According to Dr. Young, who serves as technical director of identity management at Battelle, there are two main challenges in using NGS data to determine STR genotypes.
“First, the sequence reads must be long enough to completely span all of the possible alleles at the STR locus,” he said. “Overlapping reads (either multiple single-end or mate-paired) do not work since the overlapping potions would fall within the polymorphic tandem repeat region, providing no unique signature to anchor an overlapping match. The second challenge is accurately calling the one (homozygous) or two (heterozygous) alleles represented in the sequencer reads.”
In facing these challenges, Dr. Young noted, “We are not aligning and assembling entire genomes in order to make allelotyping calls. Rather, we are developing work flows that use computationally efficient filters to first classify sequencer reads into informative and noninformative groups. Then allelotyping is performed using just the reads informative for a particular multilocus genotype.”
Regarding the filtering step, he elaborated, “Our filter uses wavelet packet decomposition to rapidly classify reads into two bins: those that contain repeat sequences and those that do not. This approach is faster than alternative character-based classification procedures.”

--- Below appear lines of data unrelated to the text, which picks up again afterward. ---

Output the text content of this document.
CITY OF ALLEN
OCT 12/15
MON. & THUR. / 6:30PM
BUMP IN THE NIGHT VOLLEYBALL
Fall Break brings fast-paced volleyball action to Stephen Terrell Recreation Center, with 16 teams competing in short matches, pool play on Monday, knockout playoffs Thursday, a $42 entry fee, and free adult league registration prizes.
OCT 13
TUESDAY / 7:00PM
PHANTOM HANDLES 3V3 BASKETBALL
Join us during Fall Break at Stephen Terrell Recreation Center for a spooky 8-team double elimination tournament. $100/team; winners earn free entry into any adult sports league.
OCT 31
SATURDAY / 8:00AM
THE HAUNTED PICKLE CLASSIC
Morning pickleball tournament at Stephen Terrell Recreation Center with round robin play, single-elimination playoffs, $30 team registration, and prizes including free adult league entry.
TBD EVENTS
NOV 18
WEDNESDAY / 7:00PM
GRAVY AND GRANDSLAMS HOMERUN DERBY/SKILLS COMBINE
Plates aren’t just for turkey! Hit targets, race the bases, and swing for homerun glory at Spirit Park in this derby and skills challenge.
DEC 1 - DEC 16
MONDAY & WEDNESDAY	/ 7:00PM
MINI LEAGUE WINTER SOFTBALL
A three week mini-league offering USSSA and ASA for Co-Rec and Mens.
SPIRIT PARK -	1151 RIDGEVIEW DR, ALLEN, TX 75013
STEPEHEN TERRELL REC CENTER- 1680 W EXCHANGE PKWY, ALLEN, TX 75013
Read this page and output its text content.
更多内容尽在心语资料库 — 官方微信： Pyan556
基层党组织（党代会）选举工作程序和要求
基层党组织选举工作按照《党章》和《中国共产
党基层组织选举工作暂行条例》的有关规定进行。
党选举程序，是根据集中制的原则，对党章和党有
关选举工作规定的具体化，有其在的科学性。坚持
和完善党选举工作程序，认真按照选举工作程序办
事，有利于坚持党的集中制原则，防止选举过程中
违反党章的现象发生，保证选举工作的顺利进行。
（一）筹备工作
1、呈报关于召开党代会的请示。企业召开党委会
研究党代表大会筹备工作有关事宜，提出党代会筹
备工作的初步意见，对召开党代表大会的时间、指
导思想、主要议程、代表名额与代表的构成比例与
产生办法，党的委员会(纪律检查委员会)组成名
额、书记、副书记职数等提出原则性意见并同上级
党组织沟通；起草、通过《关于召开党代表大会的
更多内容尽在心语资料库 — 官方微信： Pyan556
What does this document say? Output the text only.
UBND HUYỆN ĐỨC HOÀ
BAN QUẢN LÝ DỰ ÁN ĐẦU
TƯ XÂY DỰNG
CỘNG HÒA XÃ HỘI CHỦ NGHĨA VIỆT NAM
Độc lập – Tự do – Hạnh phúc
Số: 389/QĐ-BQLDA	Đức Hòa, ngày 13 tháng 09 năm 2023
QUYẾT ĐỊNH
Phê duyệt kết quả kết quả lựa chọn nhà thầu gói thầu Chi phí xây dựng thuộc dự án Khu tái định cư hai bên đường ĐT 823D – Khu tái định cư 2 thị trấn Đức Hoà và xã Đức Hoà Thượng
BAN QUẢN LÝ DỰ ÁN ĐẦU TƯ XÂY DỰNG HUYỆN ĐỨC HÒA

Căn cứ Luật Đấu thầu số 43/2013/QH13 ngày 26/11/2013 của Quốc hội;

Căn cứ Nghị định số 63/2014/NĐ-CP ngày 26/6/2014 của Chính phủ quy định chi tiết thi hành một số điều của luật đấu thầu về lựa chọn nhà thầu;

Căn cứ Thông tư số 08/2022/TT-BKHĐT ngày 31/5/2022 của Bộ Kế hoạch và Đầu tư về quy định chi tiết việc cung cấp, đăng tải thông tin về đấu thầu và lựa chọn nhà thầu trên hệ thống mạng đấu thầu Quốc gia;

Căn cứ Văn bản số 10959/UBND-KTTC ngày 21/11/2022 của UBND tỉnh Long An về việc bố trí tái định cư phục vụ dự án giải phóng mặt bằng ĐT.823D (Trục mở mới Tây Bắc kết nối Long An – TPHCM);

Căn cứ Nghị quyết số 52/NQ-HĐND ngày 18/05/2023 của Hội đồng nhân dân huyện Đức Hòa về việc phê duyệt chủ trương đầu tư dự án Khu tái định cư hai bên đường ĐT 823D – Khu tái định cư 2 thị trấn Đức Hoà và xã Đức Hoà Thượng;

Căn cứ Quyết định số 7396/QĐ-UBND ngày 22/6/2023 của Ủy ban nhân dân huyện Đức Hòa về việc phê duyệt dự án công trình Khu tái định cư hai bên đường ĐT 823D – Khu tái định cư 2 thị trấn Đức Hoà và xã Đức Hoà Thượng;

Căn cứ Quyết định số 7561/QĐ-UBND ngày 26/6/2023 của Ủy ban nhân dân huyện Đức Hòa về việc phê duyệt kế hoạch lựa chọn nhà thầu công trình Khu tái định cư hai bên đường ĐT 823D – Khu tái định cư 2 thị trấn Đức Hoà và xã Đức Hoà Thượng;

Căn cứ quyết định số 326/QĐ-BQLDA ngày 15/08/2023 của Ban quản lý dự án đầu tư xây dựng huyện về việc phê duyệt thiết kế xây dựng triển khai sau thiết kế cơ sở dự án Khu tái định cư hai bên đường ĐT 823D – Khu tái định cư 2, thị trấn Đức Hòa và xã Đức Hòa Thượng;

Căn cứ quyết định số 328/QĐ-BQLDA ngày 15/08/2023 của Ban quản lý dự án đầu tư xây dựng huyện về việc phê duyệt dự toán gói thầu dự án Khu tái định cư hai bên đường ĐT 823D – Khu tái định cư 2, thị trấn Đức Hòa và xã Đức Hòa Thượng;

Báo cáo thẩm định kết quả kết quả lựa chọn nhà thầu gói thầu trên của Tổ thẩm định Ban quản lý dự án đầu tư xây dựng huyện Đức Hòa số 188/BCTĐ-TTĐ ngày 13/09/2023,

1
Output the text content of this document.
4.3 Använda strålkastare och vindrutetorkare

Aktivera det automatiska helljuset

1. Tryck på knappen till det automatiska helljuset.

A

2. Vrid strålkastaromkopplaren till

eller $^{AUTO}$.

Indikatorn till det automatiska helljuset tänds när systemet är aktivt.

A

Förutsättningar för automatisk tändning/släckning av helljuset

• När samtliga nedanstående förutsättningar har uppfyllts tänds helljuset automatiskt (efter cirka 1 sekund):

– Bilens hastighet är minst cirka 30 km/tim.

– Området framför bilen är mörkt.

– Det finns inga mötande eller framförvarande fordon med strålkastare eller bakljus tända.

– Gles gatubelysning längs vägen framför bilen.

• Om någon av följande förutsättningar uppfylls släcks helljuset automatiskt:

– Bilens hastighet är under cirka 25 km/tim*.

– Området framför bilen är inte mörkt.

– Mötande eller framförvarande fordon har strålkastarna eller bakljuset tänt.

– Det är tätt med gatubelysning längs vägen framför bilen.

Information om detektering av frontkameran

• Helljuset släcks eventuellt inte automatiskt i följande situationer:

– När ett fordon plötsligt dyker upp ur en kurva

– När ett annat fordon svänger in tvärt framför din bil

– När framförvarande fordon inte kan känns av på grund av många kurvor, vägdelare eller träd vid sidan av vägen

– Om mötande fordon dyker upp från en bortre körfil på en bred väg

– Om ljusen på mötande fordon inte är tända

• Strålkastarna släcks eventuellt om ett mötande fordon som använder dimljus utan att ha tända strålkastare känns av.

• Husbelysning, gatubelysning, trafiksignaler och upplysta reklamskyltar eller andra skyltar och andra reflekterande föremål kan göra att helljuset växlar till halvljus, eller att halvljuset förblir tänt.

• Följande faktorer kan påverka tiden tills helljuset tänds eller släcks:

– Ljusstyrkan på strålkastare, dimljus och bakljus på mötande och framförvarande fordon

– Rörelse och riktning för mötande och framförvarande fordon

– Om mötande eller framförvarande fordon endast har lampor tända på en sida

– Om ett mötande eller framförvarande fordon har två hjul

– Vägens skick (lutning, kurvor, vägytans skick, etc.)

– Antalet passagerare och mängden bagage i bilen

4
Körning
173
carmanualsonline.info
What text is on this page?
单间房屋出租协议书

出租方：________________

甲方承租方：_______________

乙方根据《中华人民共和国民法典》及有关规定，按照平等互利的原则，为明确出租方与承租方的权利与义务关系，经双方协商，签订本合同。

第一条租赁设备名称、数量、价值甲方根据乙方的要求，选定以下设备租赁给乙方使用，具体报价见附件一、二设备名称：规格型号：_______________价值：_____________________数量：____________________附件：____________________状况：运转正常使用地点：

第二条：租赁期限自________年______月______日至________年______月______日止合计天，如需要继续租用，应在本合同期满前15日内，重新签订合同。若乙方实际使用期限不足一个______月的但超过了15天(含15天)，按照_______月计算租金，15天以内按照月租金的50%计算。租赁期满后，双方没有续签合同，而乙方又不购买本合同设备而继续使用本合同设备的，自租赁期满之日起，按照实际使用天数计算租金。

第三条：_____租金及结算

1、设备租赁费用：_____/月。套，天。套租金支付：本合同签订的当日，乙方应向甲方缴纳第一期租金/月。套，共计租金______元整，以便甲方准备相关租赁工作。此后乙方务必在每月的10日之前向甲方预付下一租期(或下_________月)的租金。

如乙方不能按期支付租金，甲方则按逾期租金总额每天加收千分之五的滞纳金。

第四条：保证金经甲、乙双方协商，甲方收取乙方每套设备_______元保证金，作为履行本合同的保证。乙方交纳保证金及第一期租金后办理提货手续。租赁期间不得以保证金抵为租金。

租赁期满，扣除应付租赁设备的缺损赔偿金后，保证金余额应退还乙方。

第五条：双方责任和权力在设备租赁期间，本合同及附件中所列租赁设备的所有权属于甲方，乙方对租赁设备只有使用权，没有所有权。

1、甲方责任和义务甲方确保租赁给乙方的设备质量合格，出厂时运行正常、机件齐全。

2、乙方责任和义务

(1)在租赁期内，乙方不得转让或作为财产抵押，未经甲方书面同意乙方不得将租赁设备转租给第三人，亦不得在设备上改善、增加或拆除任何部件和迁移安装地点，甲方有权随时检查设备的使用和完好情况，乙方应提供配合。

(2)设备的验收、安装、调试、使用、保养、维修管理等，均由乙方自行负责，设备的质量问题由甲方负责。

The sequences that contain repeats are then aligned against a custom-made reference sequence consisting only of the targeted STR loci and their flanking regions. Bow-tie alignment software performs the alignment using this reference sequence in place of a full reference genome.
A major advantage of this very focused analysis of heavily filtered sequence information is that it does not require high-performance computing power.
“Our approach can provide same-day analysis using ordinary PCs running in nonlaboratory environments such as police stations or in deployed military scenarios,” said Dr. Young. “The same concept is applicable to sequencer-based medical devices running in medical clinics.”